Jauh sebelum era komputer, Prabu Jayabaya sudah menulis tentang “wong cerdas saka barang mati” — ramalan yang kini terasa nyata di tengah kemunculan Artificial Intelligence atau AI.

KOSONGSATU.ID—Delapan abad lalu, Prabu Jayabaya, Raja Panjalu atau Kediri (1135–1157), menulis nubuat yang terasa menggema kembali di abad ke-21. Dalam Jangka Jayabaya, ia menyinggung perubahan zaman menuju Kaliyuga—masa kegelapan yang penuh kekacauan dan keajaiban—di mana “barang mati” bakal melahirkan “orang cerdas”.

“Wong kang cerdas bakal muncul saka barang mati.”

Kalimat itu, yang dulu terasa misterius, kini seolah menemukan bentuknya dalam kecerdasan buatan (Artificial Intelligence). Mesin dan algoritma yang dulunya tak bernyawa, kini mampu berpikir, menulis, bahkan berdebat dengan manusia.

“Wong Tanpa Raga” dan Dunia Digital

Jayabaya juga menulis tentang “wong tanpa raga”—orang yang ada tapi tak berwujud.

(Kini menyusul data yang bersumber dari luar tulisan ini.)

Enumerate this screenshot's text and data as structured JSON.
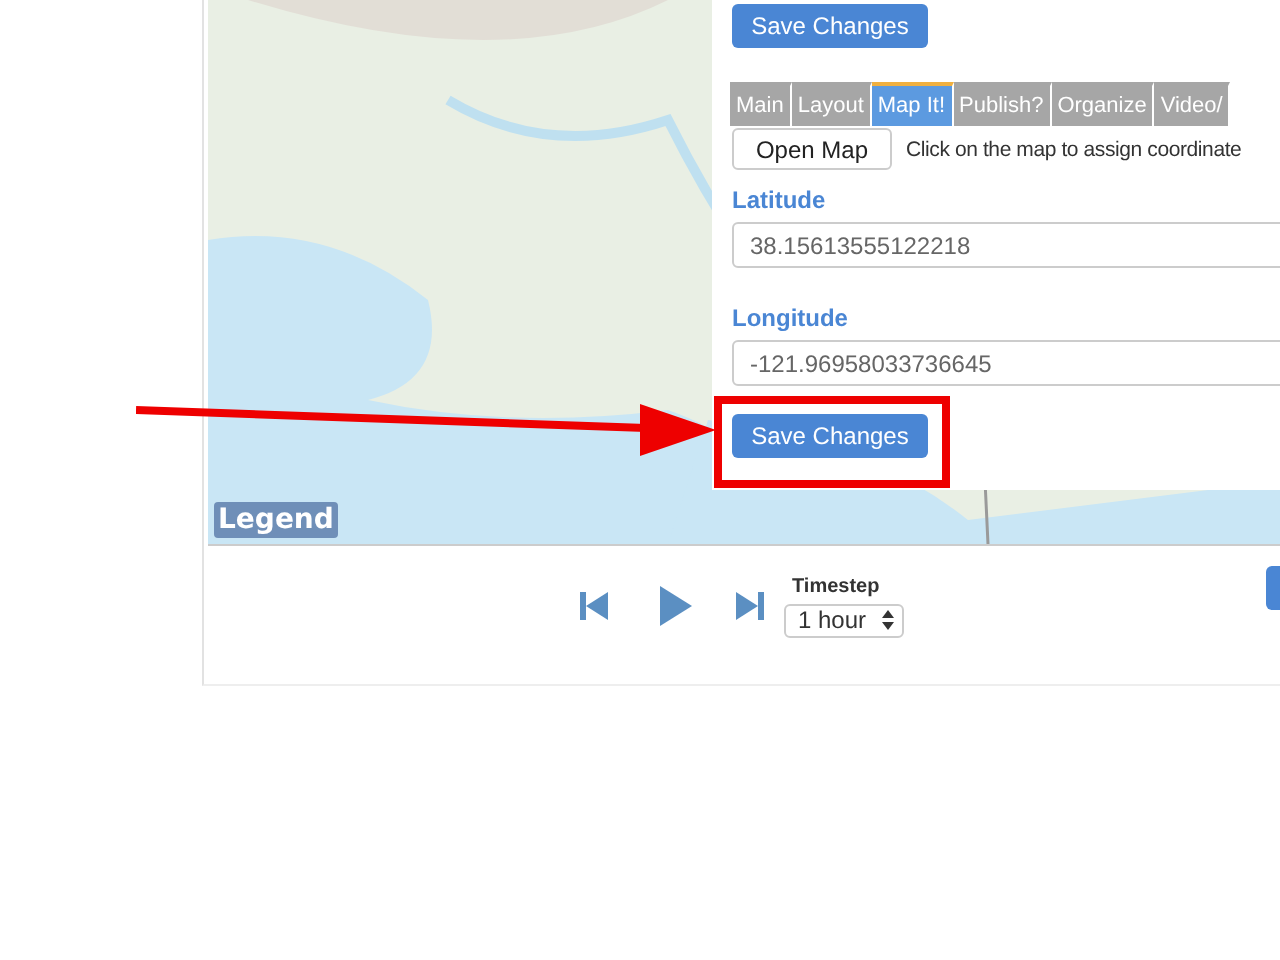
{
  "panel": {
    "save_top": "Save Changes",
    "tabs": [
      {
        "label": "Main",
        "selected": false
      },
      {
        "label": "Layout",
        "selected": false
      },
      {
        "label": "Map It!",
        "selected": true
      },
      {
        "label": "Publish?",
        "selected": false
      },
      {
        "label": "Organize",
        "selected": false
      },
      {
        "label": "Video/",
        "selected": false
      }
    ],
    "open_map": "Open Map",
    "hint": "Click on the map to assign coordinate",
    "fields": [
      {
        "label": "Latitude",
        "value": "38.15613555122218"
      },
      {
        "label": "Longitude",
        "value": "-121.96958033736645"
      }
    ],
    "save_bottom": "Save Changes"
  },
  "map": {
    "legend": "Legend"
  },
  "player": {
    "timestep_label": "Timestep",
    "timestep_value": "1 hour"
  }
}
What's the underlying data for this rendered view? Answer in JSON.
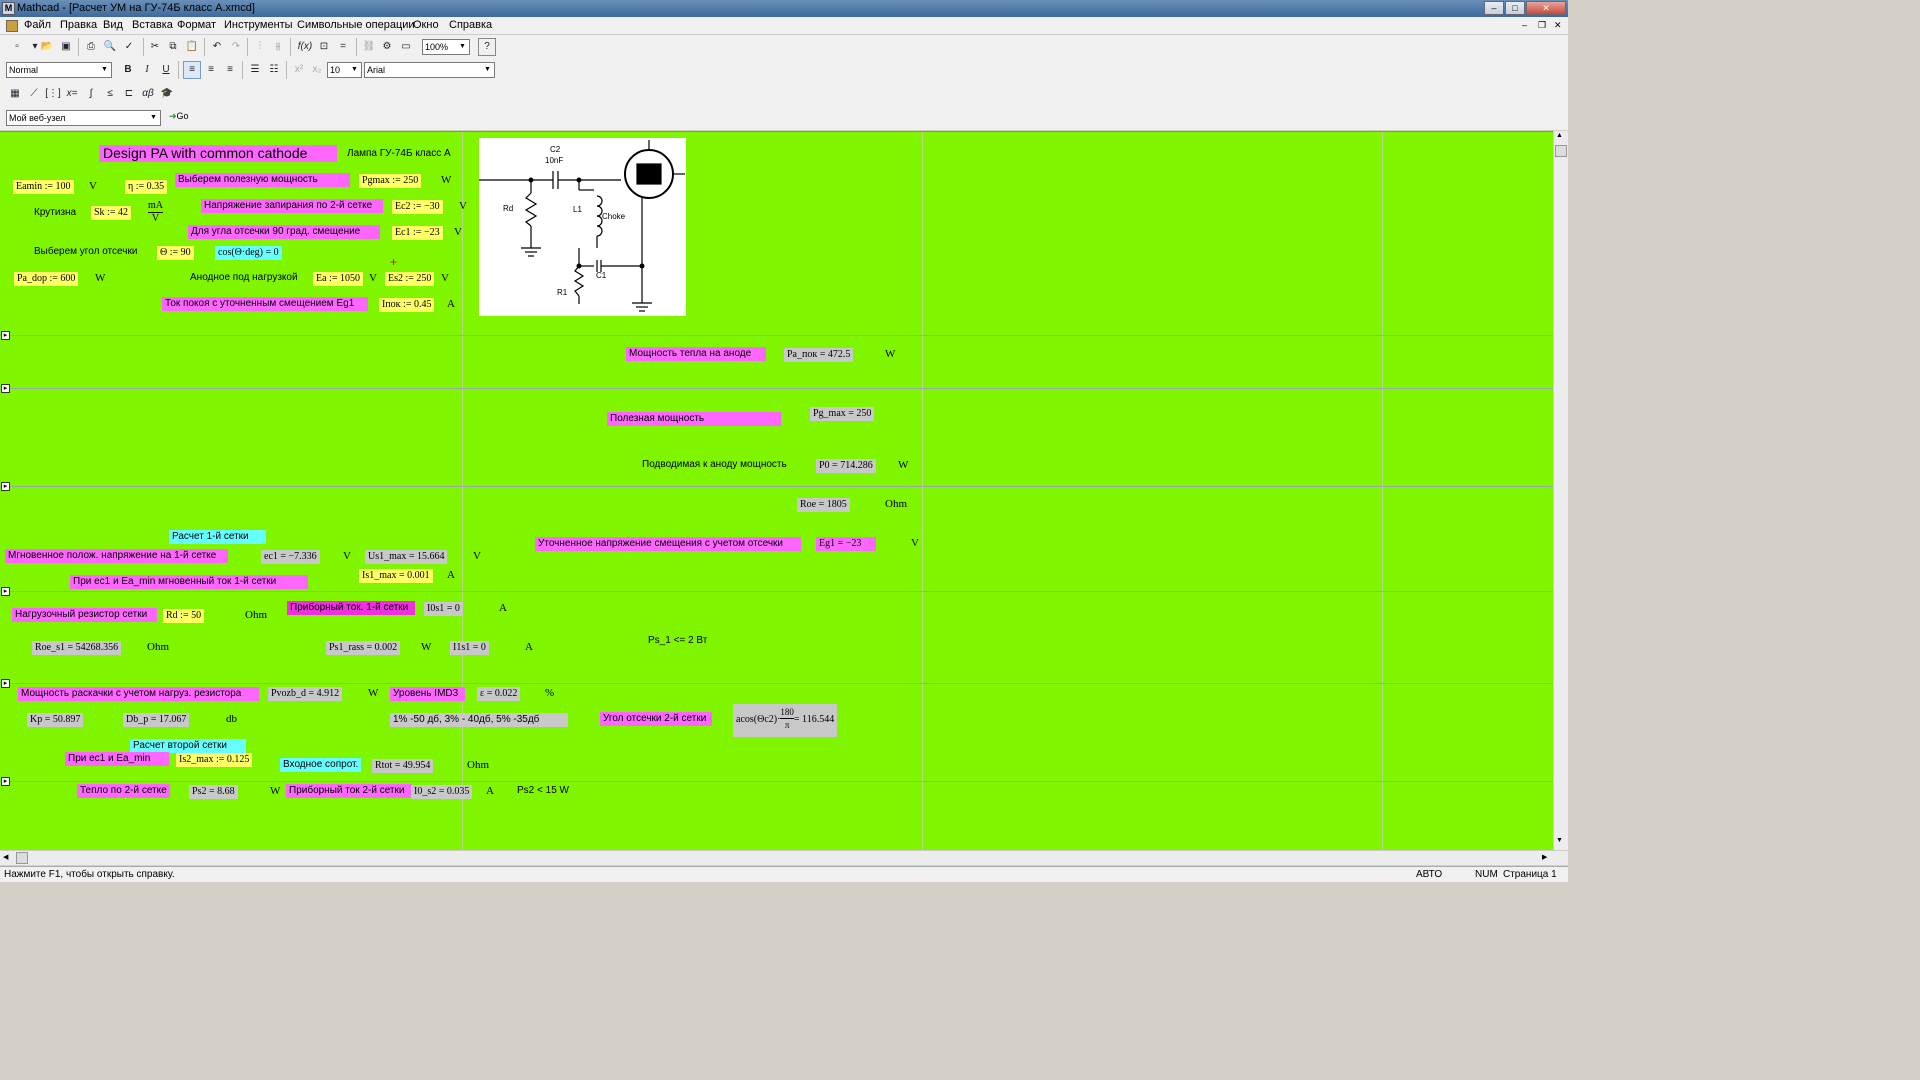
{
  "window": {
    "title": "Mathcad - [Расчет УМ на ГУ-74Б  класс А.xmcd]",
    "app_icon": "mathcad-icon"
  },
  "menu": [
    "Файл",
    "Правка",
    "Вид",
    "Вставка",
    "Формат",
    "Инструменты",
    "Символьные операции",
    "Окно",
    "Справка"
  ],
  "toolbar": {
    "zoom": "100%",
    "style": "Normal",
    "font_size": "10",
    "font": "Arial",
    "web_node": "Мой веб-узел",
    "go": "Go"
  },
  "header": {
    "title": "Design PA with common cathode",
    "lamp": "Лампа ГУ-74Б класс А"
  },
  "schematic": {
    "c2": "C2",
    "c2_val": "10nF",
    "rd": "Rd",
    "l1": "L1",
    "choke": "Choke",
    "r1": "R1",
    "c1": "C1"
  },
  "labels": {
    "useful_power": "Выберем полезную мощность",
    "krutizna": "Крутизна",
    "cutoff_voltage": "Напряжение запирания по 2-й сетке",
    "angle_bias": "Для угла отсечки 90 град. смещение",
    "angle_choose": "Выберем угол отсечки",
    "anode_load": "Анодное под нагрузкой",
    "quiescent": "Ток покоя с уточненным смещением Eg1",
    "heat_anode": "Мощность тепла на аноде",
    "useful_power2": "Полезная мощность",
    "input_anode_power": "Подводимая к аноду мощность",
    "grid1_calc": "Расчет 1-й сетки",
    "instant_voltage": "Мгновенное полож. напряжение на 1-й сетке",
    "refined_bias": "Уточненное напряжение смещения с учетом отсечки",
    "instant_current": "При ес1  и Ea_min мгновенный ток 1-й сетки",
    "load_resistor": "Нагрузочный резистор сетки",
    "meter_current1": "Приборный ток. 1-й сетки",
    "ps1_limit": "Ps_1 <= 2 Вт",
    "drive_power": "Мощность раскачки с учетом нагруз. резистора",
    "imd3": "Уровень IMD3",
    "imd3_note": "1% -50 дб, 3% - 40дб, 5% -35дб",
    "grid2_angle": "Угол отсечки 2-й сетки",
    "grid2_calc": "Расчет второй сетки",
    "at_ec1": "При ес1 и Ea_min",
    "input_res": "Входное сопрот.",
    "heat_grid2": "Тепло по 2-й сетке",
    "meter_current2": "Приборный ток 2-й сетки",
    "ps2_limit": "Ps2 < 15 W"
  },
  "math": {
    "eamin": "Eamin := 100",
    "eta": "η := 0.35",
    "pgmax": "Pgmax := 250",
    "sk": "Sk := 42",
    "ec2": "Ec2 := −30",
    "ec1": "Ec1 := −23",
    "theta": "Θ := 90",
    "cos": "cos(Θ·deg) = 0",
    "pa_dop": "Pa_dop := 600",
    "ea": "Ea := 1050",
    "es2": "Es2 := 250",
    "inok": "Iпок := 0.45",
    "pa_pok": "Pa_пок = 472.5",
    "pg_max": "Pg_max = 250",
    "p0": "P0 = 714.286",
    "roe": "Roe = 1805",
    "ec1v": "ec1 = −7.336",
    "us1": "Us1_max = 15.664",
    "eg1": "Eg1 = −23",
    "is1": "Is1_max = 0.001",
    "rd": "Rd := 50",
    "i0s1": "I0s1 = 0",
    "roe_s1": "Roe_s1 = 54268.356",
    "ps1": "Ps1_rass = 0.002",
    "i1s1": "I1s1 = 0",
    "pvozb": "Pvozb_d = 4.912",
    "eps": "ε = 0.022",
    "kp": "Kp = 50.897",
    "dbp": "Db_p = 17.067",
    "acos": "acos(Θc2)·",
    "acos_num": "180",
    "acos_den": "π",
    "acos_res": "= 116.544",
    "is2": "Is2_max := 0.125",
    "rtot": "Rtot = 49.954",
    "ps2": "Ps2 = 8.68",
    "i0s2": "I0_s2 = 0.035"
  },
  "units": {
    "V": "V",
    "W": "W",
    "A": "A",
    "Ohm": "Ohm",
    "db": "db",
    "pct": "%",
    "mA": "mA"
  },
  "status": {
    "hint": "Нажмите F1, чтобы открыть справку.",
    "auto": "АВТО",
    "num": "NUM",
    "page": "Страница 1"
  }
}
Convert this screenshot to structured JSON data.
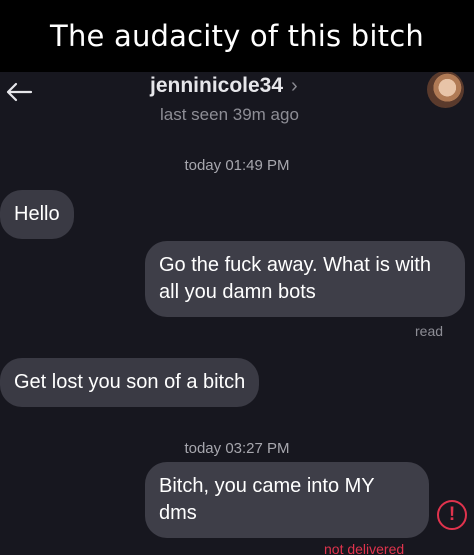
{
  "meme_caption": "The audacity of this bitch",
  "header": {
    "username": "jenninicole34",
    "chevron": "›",
    "last_seen": "last seen 39m ago",
    "back_icon": "arrow-left-icon",
    "avatar": "profile-avatar"
  },
  "thread": {
    "day_label_1": "today 01:49 PM",
    "msg_1": "Hello",
    "msg_2": "Go the fuck away. What is with all you damn bots",
    "status_2": "read",
    "msg_3": "Get lost you son of a bitch",
    "day_label_2": "today 03:27 PM",
    "msg_4": "Bitch, you came into MY dms",
    "status_4": "not delivered",
    "error_icon": "!"
  },
  "colors": {
    "background": "#17171f",
    "incoming_bubble": "#3a3a44",
    "outgoing_bubble": "#3e3e48",
    "error": "#e0334d"
  }
}
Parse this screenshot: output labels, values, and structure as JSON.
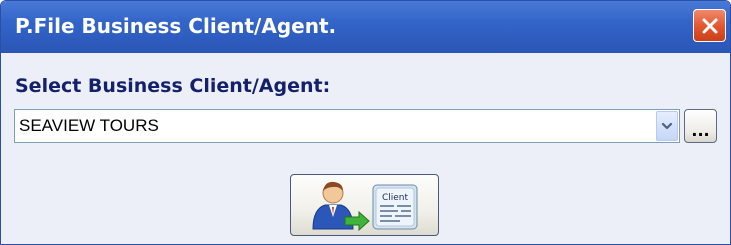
{
  "window": {
    "title": "P.File Business Client/Agent.",
    "close_icon": "close-icon"
  },
  "form": {
    "select_label": "Select Business Client/Agent:",
    "combo_value": "SEAVIEW TOURS",
    "dropdown_icon": "chevron-down-icon",
    "browse_label": "..."
  },
  "client_button": {
    "icon": "client-agent-icon",
    "icon_text": "Client"
  },
  "colors": {
    "titlebar": "#3365c9",
    "body_bg": "#ECEFF7",
    "label_text": "#15206b",
    "close_red": "#e2542c"
  }
}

“Donya bakal dikuasai dening wong tanpa raga.”

Makna ini terasa dekat dengan realitas digital hari ini. AI beroperasi tanpa tubuh, tanpa darah, tapi menguasai hampir setiap aspek kehidupan: dari kendaraan otonom, sistem perbankan, hingga kebijakan publik berbasis algoritma. Entitas tanpa raga itu kini benar-benar “menguasai dunia”.

Barang yang Bisa Bicara

Ramalan Jayabaya juga menyinggung:

“Tanda akhir jaman, barang-barang bakal bisa ngomong.”

Apa yang dulu mungkin dianggap mustahil, kini jadi hal lumrah. Asisten virtual seperti Siri, Alexa, dan Grok mampu berinteraksi dengan manusia lewat suara dan bahasa alami. Barang-barang yang “bicara” bukan lagi dongeng, tapi realitas di meja kerja, rumah, bahkan mobil kita.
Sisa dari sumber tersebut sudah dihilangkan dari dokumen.